Before the manager could even get to the opposite side of the counter that Yusuke stood at, he began shouting. "Alright, what'd I tell you? Get the fuck out of my store!"

"Good sir, all I offer is grace. If you deny me, my comrades will not hold back. I merely wish for your safety." Yusuke set both his hands down on the counter, leaning forward to look down on the manager. "I am a precursor, and acceptance of my business means that you won't face my ravenous, fiending superiors. Surely, you now understand."

"Uh…" The flurry of words left the manager speechless. "No. The answer is still no. It will always be no to gyangu scum like you and your superiors."

"Double-check your decision. Is it in your best interest? What will your subordinates think? What will your family think?"

"You gonna bring up family? Fine, we'll play that game." The manager matched Yusuke's position. He leaned into the counter, bringing his eyes level to Yusuke's with just as much fury behind them. "Go home to that ugly bitch you call a wife and leave my store alone."

"What did you call my sweet?" Yusuke hoped his insistence on reentering the store would do the trick. The manager would see his commitment to getting a deal done, then they would passively work out an arrangement between the store and the Aka Ikka. Yusuke would take his job well done to Ryuji and trade it in for a week-long vacation with his beautiful wife.

Unfortunately, the manager ruined all of that with one word.

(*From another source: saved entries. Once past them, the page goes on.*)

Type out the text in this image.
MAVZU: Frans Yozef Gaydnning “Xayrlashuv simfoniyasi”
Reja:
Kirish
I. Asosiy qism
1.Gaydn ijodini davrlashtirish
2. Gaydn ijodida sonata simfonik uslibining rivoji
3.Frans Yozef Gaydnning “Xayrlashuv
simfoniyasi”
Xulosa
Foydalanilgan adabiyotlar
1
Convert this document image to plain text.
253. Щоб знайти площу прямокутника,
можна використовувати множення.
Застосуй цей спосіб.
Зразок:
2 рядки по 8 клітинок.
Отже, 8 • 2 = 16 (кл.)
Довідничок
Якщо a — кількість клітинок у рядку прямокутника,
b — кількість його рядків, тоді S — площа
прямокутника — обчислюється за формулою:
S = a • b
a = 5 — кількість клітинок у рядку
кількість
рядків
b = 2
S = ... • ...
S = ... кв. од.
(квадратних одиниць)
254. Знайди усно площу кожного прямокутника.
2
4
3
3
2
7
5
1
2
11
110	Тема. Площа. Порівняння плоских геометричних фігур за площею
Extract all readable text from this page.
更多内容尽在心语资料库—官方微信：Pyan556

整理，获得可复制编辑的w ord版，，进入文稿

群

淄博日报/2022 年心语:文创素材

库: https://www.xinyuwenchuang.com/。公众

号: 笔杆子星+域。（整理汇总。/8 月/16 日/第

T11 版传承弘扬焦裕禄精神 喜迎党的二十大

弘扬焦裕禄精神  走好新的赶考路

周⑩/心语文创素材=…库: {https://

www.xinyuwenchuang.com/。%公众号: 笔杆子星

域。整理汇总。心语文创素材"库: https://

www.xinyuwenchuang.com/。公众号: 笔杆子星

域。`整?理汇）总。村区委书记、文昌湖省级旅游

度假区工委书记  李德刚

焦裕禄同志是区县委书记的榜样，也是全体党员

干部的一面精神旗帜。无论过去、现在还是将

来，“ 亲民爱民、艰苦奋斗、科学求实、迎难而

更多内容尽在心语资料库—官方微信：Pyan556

"An ugly bitch. Her and all her friends are as ugly as you are evil. You, the Aka Ikka, everyone! I'm fucking sick of bōryokudan telling me how to run my store and who to kick up to, so this is it. No more of my earnings are going to you, your superiors, or that hideous wo-"

The manager's unrestrained mouth ran him straight into the ground. Yusuke's time to draw flashed faster than the man's life could, and he was even faster when it came to pulling the trigger. The bang deafened the room for a second until the screams joined in on the pounding thrums of anger between Yusuke's ears, but that didn't matter.

What mattered was the manager's seizing form backing into blood-covered shelves, slipping down the wall, and taking the whole display down with him. Yusuke watched boxed products tumble down the wall and hit the manager with his gun still pointed and smoking.

"I have shot you. Goodbye."

No longer could the manager refuse Yusuke's generous offer, nor could he insult Yusuke's undoubtedly beautiful wife. Yusuke tucked his gun away and turned to leave, but remembered what his task had been before he decided to make an excuse to go to Korea. He looked over to the back door, seeing the teen worker cowering on the other side of its crack.

"We will be in touch."

With that, Yusuke left the scene as it was. A body tampered with in its most sacred moments was unforgivable; the least Yusuke could do was let a corpse retain its honor. He left the store without a single stain on his clothes and without a damper on his conscience.